我們已經知道,應用自身運行在安卓VM中,而RenderScript部分代碼則運行在本地,且其內存是由上層的應用分配的。

4.1 內存分配API

內存API主要包含三個類:Element,Type與Allocation。他們三者對應的關系能用malloc函數的使用來很好的說明,例如:     

 int *array = (int *)malloc(sizeof(int) * 10);

malloc函數的參數可以分成兩個部分:第一個就是sizeof(int),該過程指定每個內存單元需要多個內存;第二個就是*10,該過程指定需要分配多個這樣的內存單元。對應的內存分配APIs就是Element類,表示的是一個內存單元,就像一個float或者一個struct所表示的內存。而Type表示的就是“*10”部分,就像一個Element序列一樣。Allocation則用來執行由Type所描述的內存分配,且最終代表分配得到的內存。

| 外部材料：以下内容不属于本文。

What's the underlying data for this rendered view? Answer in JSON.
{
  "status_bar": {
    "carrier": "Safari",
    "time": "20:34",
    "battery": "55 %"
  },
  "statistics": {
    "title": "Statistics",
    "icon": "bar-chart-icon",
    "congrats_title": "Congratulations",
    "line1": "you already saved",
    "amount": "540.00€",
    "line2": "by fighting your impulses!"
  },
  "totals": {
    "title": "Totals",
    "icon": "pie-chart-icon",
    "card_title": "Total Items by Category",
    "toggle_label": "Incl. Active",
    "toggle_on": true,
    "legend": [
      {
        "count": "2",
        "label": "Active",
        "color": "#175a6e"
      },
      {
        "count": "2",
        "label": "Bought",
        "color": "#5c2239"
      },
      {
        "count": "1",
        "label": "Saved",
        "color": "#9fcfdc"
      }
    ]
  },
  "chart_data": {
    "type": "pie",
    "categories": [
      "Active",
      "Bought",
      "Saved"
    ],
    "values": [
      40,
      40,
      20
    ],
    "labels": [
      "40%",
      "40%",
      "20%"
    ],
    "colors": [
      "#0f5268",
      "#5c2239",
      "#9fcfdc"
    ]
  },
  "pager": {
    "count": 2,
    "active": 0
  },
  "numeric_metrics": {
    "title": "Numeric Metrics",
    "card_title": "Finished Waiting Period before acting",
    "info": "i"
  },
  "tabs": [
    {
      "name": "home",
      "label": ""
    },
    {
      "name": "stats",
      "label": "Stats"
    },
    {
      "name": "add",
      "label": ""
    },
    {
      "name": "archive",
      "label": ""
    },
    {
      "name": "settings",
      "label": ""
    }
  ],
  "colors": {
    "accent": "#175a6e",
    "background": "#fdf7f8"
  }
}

大部分情況下都不需要直接使用這些API,因為系統在自動生成反射層的時候已經做好了封裝,需要做的就是調用對應類的構造函數並把分配的內存綁定到RenderScript而已。但是比如當你加載一張圖片到RenderScript層或者給一個指針分配內存時,就需要應用到這些API。

4.2 靜態內存

4.2.1 靜態內存的分配

這裡的靜態內存指的是在RenderScript中聲明的非靜態的全局變量(靜態的或者局部的變量就無法在Android framework層訪問,也就不討論),他們在編譯時就分配了內存,在RenderScript代碼中可以直接使用它們而不需要在Android Framework層給他們分配內存。在Android Framework層也可以通過反射層生成的函數來訪問他們。如果這些變量在RenderScript中被初始化,那麼他們也將在Android Framework層中被進行同樣的初始化。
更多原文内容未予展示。